XEQ "NEXT"      --> Y=2     , X=64.5

XEQ "ZOOM"      --> Y=200   , X=640.5

XEQ "NEXT"      --> Y=200   , X=640.5

XEQ "ZOOM"      --> Y=20000 , X=6400.5

XEQ "NEXT"      --> Y=795.5 , X=6403.5

...

Thomas Klemm · (This post was last modified: 10-20-2024 09:43 PM by Thomas Klemm.)

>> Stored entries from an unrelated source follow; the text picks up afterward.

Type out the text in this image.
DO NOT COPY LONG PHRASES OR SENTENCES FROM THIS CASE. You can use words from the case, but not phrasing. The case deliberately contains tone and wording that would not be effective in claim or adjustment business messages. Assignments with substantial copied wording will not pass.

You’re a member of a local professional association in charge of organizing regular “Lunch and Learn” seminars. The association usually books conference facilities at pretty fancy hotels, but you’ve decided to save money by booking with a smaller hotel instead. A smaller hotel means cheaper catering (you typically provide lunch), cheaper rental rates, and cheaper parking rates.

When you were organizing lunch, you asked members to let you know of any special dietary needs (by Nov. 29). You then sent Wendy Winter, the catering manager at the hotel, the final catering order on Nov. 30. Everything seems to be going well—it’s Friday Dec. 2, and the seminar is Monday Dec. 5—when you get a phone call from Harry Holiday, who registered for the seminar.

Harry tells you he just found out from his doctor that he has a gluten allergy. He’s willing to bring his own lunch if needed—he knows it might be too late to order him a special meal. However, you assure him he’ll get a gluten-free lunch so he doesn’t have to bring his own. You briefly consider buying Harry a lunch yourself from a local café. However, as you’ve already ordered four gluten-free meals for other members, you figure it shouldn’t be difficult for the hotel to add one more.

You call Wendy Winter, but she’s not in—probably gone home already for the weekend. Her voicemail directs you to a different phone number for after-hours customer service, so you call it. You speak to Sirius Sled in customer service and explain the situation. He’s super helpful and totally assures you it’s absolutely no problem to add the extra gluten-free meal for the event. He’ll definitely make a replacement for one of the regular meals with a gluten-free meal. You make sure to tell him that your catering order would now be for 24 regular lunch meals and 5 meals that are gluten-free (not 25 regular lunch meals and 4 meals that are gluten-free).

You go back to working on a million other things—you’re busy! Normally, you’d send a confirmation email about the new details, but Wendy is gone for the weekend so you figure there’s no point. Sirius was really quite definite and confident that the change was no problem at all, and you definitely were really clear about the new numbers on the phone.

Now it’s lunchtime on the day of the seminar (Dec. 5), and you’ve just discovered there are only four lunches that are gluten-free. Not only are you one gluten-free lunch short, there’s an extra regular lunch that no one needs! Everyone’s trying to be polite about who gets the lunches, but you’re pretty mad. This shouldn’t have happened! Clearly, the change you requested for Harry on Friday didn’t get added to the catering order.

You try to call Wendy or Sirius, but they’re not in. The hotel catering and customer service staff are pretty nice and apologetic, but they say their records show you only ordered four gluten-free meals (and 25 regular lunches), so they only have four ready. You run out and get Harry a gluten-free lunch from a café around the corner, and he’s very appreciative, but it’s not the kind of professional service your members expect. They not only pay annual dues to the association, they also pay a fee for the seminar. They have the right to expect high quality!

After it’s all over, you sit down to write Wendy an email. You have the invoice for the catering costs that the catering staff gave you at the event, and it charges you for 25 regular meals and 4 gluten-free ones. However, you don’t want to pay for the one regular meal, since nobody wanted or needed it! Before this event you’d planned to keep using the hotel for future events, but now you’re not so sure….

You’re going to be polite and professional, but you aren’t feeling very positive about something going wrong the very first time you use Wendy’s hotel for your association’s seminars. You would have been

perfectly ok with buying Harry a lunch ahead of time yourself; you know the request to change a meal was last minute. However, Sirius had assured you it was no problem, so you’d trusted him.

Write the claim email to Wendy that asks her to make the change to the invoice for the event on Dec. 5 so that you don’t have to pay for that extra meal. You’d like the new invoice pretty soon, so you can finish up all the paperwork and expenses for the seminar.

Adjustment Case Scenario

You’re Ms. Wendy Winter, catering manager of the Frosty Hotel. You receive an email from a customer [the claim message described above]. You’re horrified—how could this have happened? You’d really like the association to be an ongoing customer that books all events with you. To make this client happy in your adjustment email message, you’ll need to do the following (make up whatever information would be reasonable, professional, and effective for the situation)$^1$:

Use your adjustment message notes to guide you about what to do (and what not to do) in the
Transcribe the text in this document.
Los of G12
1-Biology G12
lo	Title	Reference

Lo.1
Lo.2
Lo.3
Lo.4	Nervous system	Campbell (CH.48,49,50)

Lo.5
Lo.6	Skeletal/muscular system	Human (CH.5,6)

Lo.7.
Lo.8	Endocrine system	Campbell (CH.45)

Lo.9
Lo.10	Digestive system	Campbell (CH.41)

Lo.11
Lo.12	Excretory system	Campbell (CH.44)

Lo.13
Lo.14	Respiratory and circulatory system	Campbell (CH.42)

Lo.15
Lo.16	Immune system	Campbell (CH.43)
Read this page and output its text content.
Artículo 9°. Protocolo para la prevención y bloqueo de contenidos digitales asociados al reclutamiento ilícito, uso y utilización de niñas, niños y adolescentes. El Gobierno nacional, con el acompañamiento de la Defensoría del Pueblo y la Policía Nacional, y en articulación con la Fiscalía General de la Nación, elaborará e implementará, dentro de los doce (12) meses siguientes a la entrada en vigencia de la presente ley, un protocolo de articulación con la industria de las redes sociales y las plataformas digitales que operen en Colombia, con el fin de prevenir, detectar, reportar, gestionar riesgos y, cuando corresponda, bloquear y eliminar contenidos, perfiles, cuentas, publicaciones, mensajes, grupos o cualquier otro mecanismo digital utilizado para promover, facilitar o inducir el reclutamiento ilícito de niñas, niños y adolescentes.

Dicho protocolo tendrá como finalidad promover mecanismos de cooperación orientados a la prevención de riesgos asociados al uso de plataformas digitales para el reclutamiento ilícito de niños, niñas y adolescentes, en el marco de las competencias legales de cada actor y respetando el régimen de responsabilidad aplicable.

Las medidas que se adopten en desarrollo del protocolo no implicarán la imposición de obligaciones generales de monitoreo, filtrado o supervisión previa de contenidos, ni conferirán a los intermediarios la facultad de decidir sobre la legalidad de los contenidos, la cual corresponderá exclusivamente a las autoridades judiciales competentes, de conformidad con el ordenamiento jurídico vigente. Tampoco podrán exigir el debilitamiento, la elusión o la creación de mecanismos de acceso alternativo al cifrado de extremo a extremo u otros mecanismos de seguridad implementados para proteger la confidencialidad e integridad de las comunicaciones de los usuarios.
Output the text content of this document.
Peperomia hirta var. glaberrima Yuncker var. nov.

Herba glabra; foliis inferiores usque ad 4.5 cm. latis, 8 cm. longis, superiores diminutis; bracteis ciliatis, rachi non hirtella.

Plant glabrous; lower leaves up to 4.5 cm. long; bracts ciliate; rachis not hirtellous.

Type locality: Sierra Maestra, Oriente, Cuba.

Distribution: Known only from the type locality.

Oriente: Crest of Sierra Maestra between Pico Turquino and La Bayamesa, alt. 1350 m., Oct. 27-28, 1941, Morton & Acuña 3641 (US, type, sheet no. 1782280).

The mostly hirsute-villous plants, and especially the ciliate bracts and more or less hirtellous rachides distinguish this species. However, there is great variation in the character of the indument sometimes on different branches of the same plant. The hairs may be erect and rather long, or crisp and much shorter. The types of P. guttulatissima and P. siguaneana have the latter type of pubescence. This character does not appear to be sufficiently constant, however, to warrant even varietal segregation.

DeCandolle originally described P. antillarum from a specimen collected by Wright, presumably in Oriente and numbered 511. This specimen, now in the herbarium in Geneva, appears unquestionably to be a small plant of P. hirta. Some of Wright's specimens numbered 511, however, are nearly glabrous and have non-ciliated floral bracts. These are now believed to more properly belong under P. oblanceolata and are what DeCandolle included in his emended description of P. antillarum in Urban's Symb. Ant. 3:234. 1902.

(10-19-2024 11:25 PM)Thomas Klemm Wrote:

Code:

501 L01250: .1111...1. sqt15: c + 1 -> c[p] 502 L01251: 11.1..111. sqt16: a - c -> a[w] 503 L01252: 1.1.1...11 -> L01250 if no carry go to sqt15

Compare this to the corresponding code of the TI-57:

Code:

0x0655: 0x0381  LOAD    C,C-A,000F FFFF FFFF FFFF 

0x0656: 0x0381  LOAD    C,C-A,000F FFFF FFFF FFFF 

0x0657: 0x0308  LOAD    A,A+B,000F FFFF FFFF FFFF 

0x0658: 0x0385  LOAD    NUL,C-A,000F FFFF FFFF FFFF 

0x0659: 0x1a55  BRNC    0x0655

Two subtractions instead of one and then another one to check the carry.